The reason for the reticence by the oil industry may well relate to the nature of the deposits. Although Venezuela has huge reserves they are tar sands[1] which are extremely expensive, industrially intensive and environmentally destructive to extract. Most oil companies don't have that much experience in extracting tar sands also. And that's not to mention the optics and political backdrop. Oil companies are used to having their pipelines and equipment sabotaged (eg in Nigeria oil theft from pipelines is endemic) and having to fluff up despots etc to get access to natural resourses but I could see why they might be much more keen on working on projects in conventional oil fields that are more in their wheelhouse, are easier and have better marginal returns.

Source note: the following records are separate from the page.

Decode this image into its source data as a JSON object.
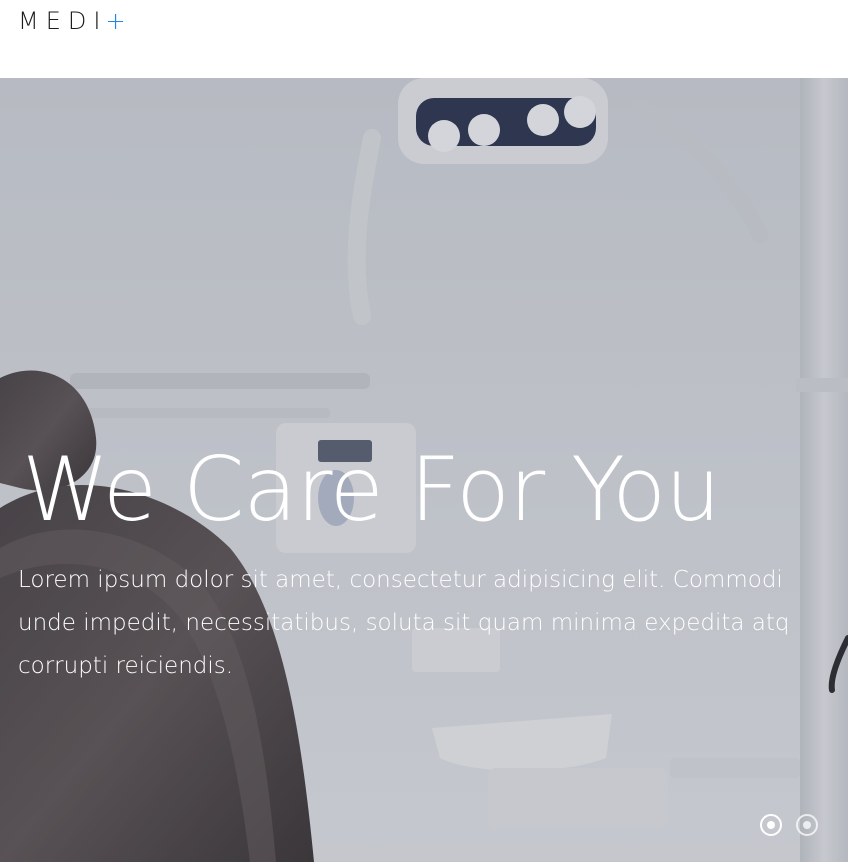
{
  "header": {
    "logo_text": "MEDI",
    "logo_symbol": "+",
    "accent_color": "#1e88e5"
  },
  "hero": {
    "headline": "We Care For You",
    "subtext_lines": [
      "Lorem ipsum dolor sit amet, consectetur adipisicing elit. Commodi",
      "unde impedit, necessitatibus, soluta sit quam minima expedita atq",
      "corrupti reiciendis."
    ],
    "background_image": "dental-clinic-chair-photo",
    "slider": {
      "slides": 2,
      "active_index": 0
    }
  }
}
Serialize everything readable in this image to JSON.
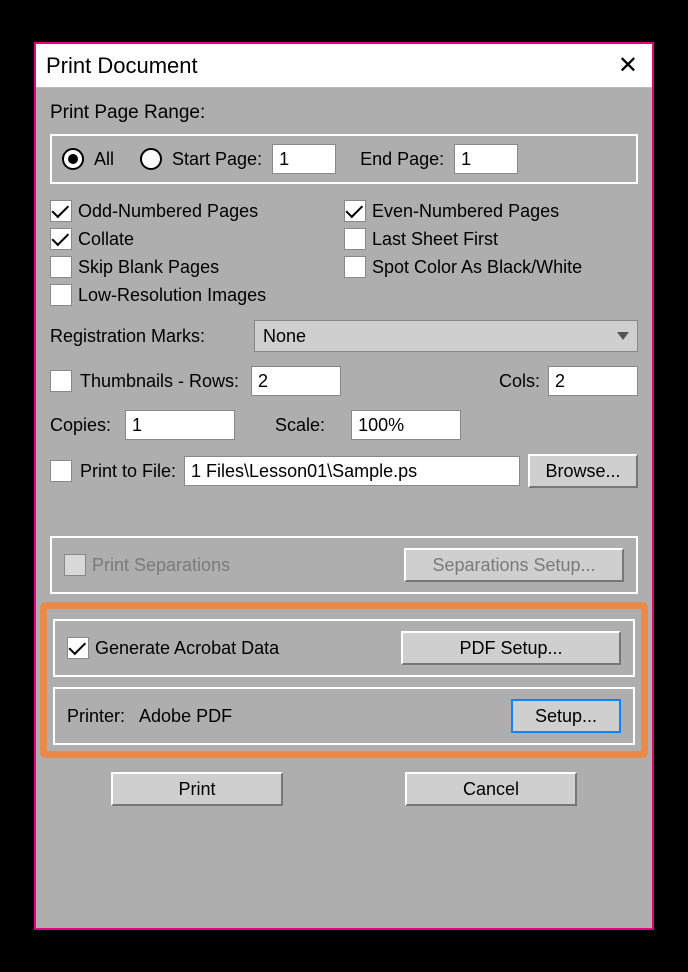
{
  "title": "Print Document",
  "range": {
    "label": "Print Page Range:",
    "all": "All",
    "start_label": "Start Page:",
    "start_value": "1",
    "end_label": "End Page:",
    "end_value": "1"
  },
  "checks": {
    "odd": "Odd-Numbered Pages",
    "even": "Even-Numbered Pages",
    "collate": "Collate",
    "last_first": "Last Sheet First",
    "skip_blank": "Skip Blank Pages",
    "spot_bw": "Spot Color As Black/White",
    "low_res": "Low-Resolution Images"
  },
  "reg_marks": {
    "label": "Registration Marks:",
    "value": "None"
  },
  "thumbs": {
    "label": "Thumbnails - Rows:",
    "rows": "2",
    "cols_label": "Cols:",
    "cols": "2"
  },
  "copies": {
    "label": "Copies:",
    "value": "1"
  },
  "scale": {
    "label": "Scale:",
    "value": "100%"
  },
  "print_file": {
    "label": "Print to File:",
    "path": "1 Files\\Lesson01\\Sample.ps",
    "browse": "Browse..."
  },
  "separations": {
    "label": "Print Separations",
    "setup": "Separations Setup..."
  },
  "acrobat": {
    "label": "Generate Acrobat Data",
    "setup": "PDF Setup..."
  },
  "printer": {
    "label": "Printer:",
    "name": "Adobe PDF",
    "setup": "Setup..."
  },
  "buttons": {
    "print": "Print",
    "cancel": "Cancel"
  }
}
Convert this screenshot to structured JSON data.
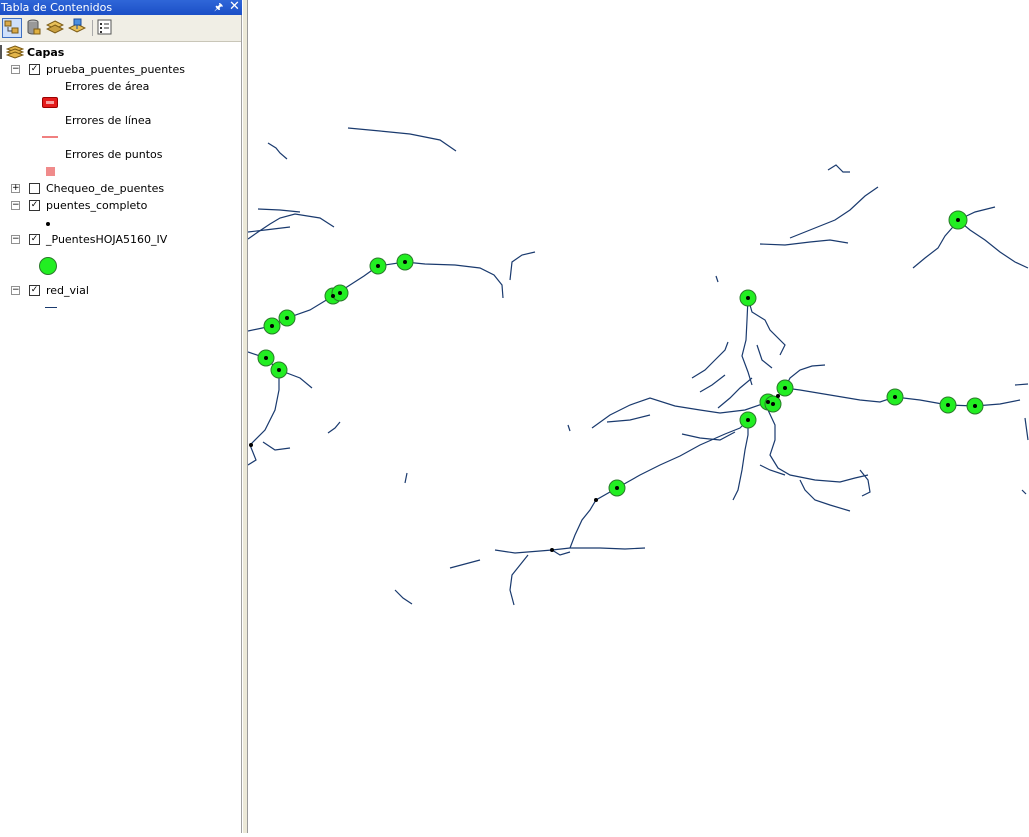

[1] as I understand it, tar sands are literally what they sound like - the oil has seeped up to the surface, which is essentially a sandy, oily quagmire. https://www.alamy.com/a-hand-full-of-tar-sand-the-tar-sands-...

> It's really absurd how well the Maduros kidnapping plan worked.

It's almost like people currently in the white house know what they're doing, right? Who would have thought! /s

The same people attacked Iran without a plan for what to do if they closed the Strait of Hormuz
The current admin has been embarrassingly bad at wielding the awesome powers of the US in a meaningful way.

Of course the US are the all-powerful juggernaut with many levers to pull to use their power. Winning battles is easy. Winning the metaphorical war is harder.

They know what they are doing in the sense that it is all about the looting
I'm happy to give charity as a general principle, but here, we're a bit off (the comment is pointing out ~nothing changed, which is accurate)
They know what they're doing, it just looks like they don't because they're not doing the thing people think they're doing.

This includes the war with Iran. Double dipping by fueling the military industrial complex blowing it up, then they'll be influencing who gets the contracts for the $300B secured. It makes no sense from a geopolitical standpoint. It makes perfect sense from the perspective of enriching influential persons.